Intended for healthcare professionals

Research Article

Dyspepsia: incidence of a non-ulcer disease in a controlled trial of ranitidine in general practice.

Br Med J (Clin Res Ed) 1986; 292 doi: (Published 08 March 1986) Cite this as: Br Med J (Clin Res Ed) 1986;292:665
  1. J H Saunders,
  2. R J Oliver,
  3. D L Higson


    Patients who presented to their family doctors with previously uninvestigated dyspepsia of at least two weeks' duration were recruited into a placebo controlled trial of treatment with ranitidine (150 mg twice daily) for six weeks. All patients were examined by endoscopy before treatment, and for those with macroscopical abnormalities the examination was repeated after treatment. Of the 604 patients recruited, 559 had endoscopy, of whom 171 (30%) had no apparent abnormality. Of the 388 patients remaining, one third had two or more lesions. The high incidence of underlying disease was coupled with low accuracy in unaided clinical diagnosis.

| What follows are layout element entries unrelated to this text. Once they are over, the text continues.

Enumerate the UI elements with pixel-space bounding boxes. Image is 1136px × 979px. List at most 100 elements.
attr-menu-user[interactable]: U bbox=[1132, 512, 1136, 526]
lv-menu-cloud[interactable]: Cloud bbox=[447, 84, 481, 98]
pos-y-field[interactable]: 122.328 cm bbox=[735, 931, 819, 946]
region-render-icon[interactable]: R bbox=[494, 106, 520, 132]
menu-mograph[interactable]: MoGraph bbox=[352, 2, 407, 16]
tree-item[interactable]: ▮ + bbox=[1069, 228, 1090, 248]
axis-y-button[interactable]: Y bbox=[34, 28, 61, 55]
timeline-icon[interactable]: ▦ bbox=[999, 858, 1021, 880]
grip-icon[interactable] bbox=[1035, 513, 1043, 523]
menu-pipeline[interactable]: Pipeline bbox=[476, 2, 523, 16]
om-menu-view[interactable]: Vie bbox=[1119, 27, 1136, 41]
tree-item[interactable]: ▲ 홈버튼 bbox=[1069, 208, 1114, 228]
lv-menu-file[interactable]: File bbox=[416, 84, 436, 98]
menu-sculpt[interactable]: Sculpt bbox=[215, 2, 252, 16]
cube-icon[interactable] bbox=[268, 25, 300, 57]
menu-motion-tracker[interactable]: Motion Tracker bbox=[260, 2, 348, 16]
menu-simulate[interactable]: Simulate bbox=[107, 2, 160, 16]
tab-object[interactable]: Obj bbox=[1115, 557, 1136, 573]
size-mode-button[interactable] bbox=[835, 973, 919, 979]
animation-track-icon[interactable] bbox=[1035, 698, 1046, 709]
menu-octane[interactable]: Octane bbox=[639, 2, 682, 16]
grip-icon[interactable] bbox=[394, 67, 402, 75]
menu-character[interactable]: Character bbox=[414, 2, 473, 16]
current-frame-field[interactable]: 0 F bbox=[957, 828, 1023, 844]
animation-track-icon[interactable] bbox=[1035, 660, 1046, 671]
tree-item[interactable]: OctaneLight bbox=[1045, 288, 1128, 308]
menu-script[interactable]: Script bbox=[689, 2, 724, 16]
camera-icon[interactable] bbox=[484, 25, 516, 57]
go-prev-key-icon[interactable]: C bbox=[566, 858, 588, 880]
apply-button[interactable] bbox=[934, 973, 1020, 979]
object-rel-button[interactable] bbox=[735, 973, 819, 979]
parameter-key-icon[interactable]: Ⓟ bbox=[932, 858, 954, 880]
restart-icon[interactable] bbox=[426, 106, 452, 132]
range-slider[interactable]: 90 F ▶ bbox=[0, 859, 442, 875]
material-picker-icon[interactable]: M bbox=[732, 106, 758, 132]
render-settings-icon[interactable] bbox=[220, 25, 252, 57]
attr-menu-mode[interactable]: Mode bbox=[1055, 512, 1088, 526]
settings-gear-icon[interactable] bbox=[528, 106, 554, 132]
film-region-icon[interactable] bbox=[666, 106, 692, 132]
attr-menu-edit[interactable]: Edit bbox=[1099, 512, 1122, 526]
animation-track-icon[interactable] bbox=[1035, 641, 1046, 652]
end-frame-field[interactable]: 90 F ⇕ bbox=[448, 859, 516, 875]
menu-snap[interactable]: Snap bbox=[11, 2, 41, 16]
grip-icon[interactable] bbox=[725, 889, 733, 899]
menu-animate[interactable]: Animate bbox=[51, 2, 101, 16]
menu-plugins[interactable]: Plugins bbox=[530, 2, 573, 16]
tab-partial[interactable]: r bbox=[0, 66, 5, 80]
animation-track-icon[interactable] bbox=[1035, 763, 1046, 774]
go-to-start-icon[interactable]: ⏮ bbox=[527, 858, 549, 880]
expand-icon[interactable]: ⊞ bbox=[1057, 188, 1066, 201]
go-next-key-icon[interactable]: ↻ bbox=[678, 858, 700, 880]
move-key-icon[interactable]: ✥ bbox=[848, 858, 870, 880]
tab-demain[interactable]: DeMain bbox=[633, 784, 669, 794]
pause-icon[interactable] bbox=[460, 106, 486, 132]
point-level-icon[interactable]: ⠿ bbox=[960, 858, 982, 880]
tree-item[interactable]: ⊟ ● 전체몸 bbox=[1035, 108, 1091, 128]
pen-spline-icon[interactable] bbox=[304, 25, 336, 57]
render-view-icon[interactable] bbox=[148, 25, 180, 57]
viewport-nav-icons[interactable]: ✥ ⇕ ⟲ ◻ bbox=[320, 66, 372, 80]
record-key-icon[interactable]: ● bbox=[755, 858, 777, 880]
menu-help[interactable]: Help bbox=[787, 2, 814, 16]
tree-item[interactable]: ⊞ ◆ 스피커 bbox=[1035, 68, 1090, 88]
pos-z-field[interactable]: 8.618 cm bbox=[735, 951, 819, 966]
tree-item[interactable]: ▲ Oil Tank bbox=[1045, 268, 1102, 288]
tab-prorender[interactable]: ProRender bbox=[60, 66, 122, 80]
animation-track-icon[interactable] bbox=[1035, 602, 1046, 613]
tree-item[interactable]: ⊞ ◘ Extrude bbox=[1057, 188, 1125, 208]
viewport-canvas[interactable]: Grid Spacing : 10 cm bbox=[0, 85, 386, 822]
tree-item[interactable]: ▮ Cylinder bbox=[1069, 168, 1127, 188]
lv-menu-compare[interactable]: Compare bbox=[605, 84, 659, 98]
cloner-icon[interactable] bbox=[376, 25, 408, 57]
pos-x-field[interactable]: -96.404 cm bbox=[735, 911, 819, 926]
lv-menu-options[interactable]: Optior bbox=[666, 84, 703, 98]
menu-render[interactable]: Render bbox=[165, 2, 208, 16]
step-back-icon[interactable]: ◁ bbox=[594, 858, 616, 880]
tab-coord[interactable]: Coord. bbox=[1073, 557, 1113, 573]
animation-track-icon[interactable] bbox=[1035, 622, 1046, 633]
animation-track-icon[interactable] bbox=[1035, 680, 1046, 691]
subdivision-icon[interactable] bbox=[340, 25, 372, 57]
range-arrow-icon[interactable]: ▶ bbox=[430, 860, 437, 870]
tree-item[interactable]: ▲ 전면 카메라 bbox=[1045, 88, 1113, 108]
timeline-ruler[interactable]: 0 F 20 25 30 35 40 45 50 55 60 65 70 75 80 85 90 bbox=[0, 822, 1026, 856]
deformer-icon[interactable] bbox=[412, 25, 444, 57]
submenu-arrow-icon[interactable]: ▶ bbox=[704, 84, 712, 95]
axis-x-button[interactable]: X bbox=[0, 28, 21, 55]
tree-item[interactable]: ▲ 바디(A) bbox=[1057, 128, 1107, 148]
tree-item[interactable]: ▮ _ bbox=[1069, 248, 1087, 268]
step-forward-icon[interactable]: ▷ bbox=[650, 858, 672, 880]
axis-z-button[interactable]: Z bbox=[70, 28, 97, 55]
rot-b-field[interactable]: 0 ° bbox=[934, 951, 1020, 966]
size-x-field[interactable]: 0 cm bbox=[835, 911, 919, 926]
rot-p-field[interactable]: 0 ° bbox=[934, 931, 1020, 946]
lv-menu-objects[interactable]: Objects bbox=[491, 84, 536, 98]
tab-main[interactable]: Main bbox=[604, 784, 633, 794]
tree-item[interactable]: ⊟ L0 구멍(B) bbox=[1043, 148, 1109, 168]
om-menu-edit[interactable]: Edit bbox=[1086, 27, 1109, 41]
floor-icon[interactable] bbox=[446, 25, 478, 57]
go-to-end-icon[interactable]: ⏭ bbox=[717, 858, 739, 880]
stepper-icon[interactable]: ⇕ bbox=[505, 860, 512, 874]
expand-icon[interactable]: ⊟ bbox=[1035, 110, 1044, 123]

After endoscopy 496 patients with persistent symptoms (median duration six to eight weeks) were randomly allocated to treatment and then reviewed every two weeks. Complete remission of symptoms occurred in 76% of patients who were taking ranitidine and in 55% who were taking placebo (p less than 0.000004). Of those with non-ulcer dyspepsia, significantly more became symptom free taking ranitidine compared with placebo (p less than 0.002). Ranitidine healed most duodenal ulcers (80%) and gastric ulcers (90%) within four weeks. Tolerance to ranitidine was good, and the incidence of complaints was similar on placebo.